PORTSMOUTH, Va. (WAVY) — As a child, Quantez Russell did all the right things to make his mother proud.
“He was involved in the church choir; he was involved in Boy Scouts and Cub Scouts. He was an usher boy in church. I don’t know when it went awry,” said Joan Turner of Suffolk.
As a former investigator for the Newport News and Suffolk police departments, Turner used forensic science to solve crimes — but piecing together what happened to her son is still a mystery. She says her son changed due to bullying in middle school.
“I knew his favorite color was always blue then all of a sudden it became red,” said Turner, who later learned her son was involved in assaults and robberies as a member of the Bloods street gang.
On the evening of Veterans Day in 2015, Russell’s girlfriend called to report the 30-year-old had been shot. In a story 10 On Your Side has covered numerous times over the years, Russell was last seen in Suffolk. His car was found, but there has been no trace of Russell.
In July 2016, Turner received a mysterious and disturbing phone call.
“They [an unidentified caller] heard that Quantez was shot twice in the head and they [the suspects] bound his feet and his hands with heavy chains and they threw him in the James River,” said Turner in describing the content of that phone call.
Turner says divers searched the river but nothing was found.
In memory of Russell and as a warning to others, on Saturday morning, Turner will host an adopt-a-street cleanup event at 1226 White Marsh Plaza in Suffolk.
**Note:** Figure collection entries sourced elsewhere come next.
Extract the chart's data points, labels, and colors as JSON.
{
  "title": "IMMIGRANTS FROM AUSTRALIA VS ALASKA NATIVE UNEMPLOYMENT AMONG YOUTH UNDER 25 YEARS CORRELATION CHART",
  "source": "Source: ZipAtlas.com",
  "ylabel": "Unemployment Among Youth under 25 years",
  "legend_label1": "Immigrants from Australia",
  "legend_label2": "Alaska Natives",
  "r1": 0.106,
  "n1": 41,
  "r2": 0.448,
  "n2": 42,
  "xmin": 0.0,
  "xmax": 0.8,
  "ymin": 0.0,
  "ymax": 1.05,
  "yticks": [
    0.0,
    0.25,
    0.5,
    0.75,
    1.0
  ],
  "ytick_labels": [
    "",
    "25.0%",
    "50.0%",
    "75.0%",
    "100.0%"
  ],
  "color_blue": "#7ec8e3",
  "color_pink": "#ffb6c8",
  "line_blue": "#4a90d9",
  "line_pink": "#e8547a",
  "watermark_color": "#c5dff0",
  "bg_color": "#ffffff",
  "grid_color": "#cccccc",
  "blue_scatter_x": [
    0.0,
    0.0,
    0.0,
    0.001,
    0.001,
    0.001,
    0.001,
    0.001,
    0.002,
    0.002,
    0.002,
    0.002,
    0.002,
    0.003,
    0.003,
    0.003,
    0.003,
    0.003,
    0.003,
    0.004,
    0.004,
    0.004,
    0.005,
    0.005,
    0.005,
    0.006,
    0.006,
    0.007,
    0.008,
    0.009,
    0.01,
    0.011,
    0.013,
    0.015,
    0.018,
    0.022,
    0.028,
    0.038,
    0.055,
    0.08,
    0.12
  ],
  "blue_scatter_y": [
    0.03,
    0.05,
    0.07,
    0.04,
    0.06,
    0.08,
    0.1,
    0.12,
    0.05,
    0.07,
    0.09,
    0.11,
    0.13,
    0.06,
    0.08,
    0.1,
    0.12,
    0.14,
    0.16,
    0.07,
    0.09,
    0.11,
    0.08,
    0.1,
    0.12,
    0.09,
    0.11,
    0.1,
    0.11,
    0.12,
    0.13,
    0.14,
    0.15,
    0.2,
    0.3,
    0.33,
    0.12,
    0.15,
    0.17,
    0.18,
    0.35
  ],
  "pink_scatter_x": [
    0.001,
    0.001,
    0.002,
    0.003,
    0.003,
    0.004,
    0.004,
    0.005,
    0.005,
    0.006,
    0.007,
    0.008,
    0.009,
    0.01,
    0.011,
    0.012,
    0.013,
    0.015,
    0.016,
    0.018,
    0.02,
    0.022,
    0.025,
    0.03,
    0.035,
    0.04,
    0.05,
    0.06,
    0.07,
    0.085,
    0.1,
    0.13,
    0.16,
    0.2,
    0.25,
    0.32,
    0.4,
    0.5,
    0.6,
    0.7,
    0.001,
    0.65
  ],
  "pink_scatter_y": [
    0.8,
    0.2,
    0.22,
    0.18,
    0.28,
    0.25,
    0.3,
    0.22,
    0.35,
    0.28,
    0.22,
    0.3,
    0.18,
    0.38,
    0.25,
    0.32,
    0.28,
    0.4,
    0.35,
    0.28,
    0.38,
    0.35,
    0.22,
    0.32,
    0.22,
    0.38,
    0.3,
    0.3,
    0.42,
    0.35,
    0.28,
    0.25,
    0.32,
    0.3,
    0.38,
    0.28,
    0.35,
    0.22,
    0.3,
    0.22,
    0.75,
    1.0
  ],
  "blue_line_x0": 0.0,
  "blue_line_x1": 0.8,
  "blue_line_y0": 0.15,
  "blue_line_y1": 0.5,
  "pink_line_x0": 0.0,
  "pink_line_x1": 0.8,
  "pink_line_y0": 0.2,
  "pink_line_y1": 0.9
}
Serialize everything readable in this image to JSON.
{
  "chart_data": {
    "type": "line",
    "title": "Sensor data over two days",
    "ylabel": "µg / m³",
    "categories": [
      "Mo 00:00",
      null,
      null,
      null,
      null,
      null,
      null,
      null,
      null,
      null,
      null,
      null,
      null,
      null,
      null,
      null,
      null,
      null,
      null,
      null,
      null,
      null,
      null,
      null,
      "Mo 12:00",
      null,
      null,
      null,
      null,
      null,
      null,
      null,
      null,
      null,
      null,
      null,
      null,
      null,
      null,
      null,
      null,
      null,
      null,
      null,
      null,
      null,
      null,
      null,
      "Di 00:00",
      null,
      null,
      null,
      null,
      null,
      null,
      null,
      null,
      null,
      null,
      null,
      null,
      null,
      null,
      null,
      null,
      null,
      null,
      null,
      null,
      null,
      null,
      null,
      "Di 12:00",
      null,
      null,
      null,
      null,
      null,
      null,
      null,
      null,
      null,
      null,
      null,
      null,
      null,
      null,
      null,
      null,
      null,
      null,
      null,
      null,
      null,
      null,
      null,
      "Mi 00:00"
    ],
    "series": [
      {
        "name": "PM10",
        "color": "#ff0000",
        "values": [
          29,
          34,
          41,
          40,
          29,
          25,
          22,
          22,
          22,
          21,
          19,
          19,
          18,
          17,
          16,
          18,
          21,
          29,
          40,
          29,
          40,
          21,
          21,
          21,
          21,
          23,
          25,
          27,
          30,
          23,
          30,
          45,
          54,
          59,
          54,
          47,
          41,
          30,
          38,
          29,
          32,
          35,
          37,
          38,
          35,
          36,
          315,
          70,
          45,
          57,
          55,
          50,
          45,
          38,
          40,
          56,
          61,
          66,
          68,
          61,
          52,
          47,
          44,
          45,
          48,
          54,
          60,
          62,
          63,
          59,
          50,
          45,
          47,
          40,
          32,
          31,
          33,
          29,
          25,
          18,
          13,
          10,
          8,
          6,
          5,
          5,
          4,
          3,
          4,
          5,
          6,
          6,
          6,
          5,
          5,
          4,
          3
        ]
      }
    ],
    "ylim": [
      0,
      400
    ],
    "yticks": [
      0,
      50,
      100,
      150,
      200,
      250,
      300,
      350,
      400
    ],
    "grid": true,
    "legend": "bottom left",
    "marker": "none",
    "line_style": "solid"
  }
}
Turner says that’s where Russell used to hang out.
“I kept passing this same place, where Quantez, when he was a juvenile, he would go over as a teenager and hang out and he would do his bad business in this particular area,” said Turner.
“If he went missing and his name is on that sign, I don’t want you or your child to go missing and have your name on a sign,” Turner said.
This unsolved disappearance intersects the unsolved triple murder that claimed the life of Virginian-Pilot reporter Sierra Jenkins and two men.
In a Zoom interview with 10 On Your Side’s Regina Mobley, Turner describes the moment she learned the young reporter who covered gun violence had become the victim of senseless gun violence herself.
November, Jenkins penned a front-page story on the disappearance of Turner’s son.
Turner and her daughter Jenay were sitting together for lunch when they learned Jenkins was one of five people who were shot during the early morning hours of March 19, outside Chicho’s Backstage in the 300 block of Granby Street in downtown Norfolk. Three of the victims died; two others were injured.
“I could not believe it when my daughter started screaming in the restaurant. And I said, ‘What is wrong Jenay? What is wrong?'” Turner said.
“She said ‘Oh my God Sierra, Sierra Jenkins just got killed.’ I said ‘What, killed?'” Turner said. “I could not believe it.”
“I said, with everything in me, I will be at her[funeral] service to show respect for her and to show how much we care for her, how much we loved her, and how much we appreciated what she did not only for my family but for other families of those who have lost loved ones in this city,” said Turner.
During the funeral service, just before the eulogy was delivered, Turner was the last mourner to offer expressions and reflections before an overflow crowd at Metropolitan Funeral Service on Granby Street.
“She [Jenkins] texted me and called me, constantly telling me that she was praying for me and that she was thinking of me,” Turner said.
Later this year, Turner will request a death certificate for Quantez Russell. For now, his mother says she continues to make monthly payments for his life insurance. His case remains unsolved and the Granby Street shooting deaths of Jenkins and two others, Devon Harris and Marquel Andrews, remain unsolved.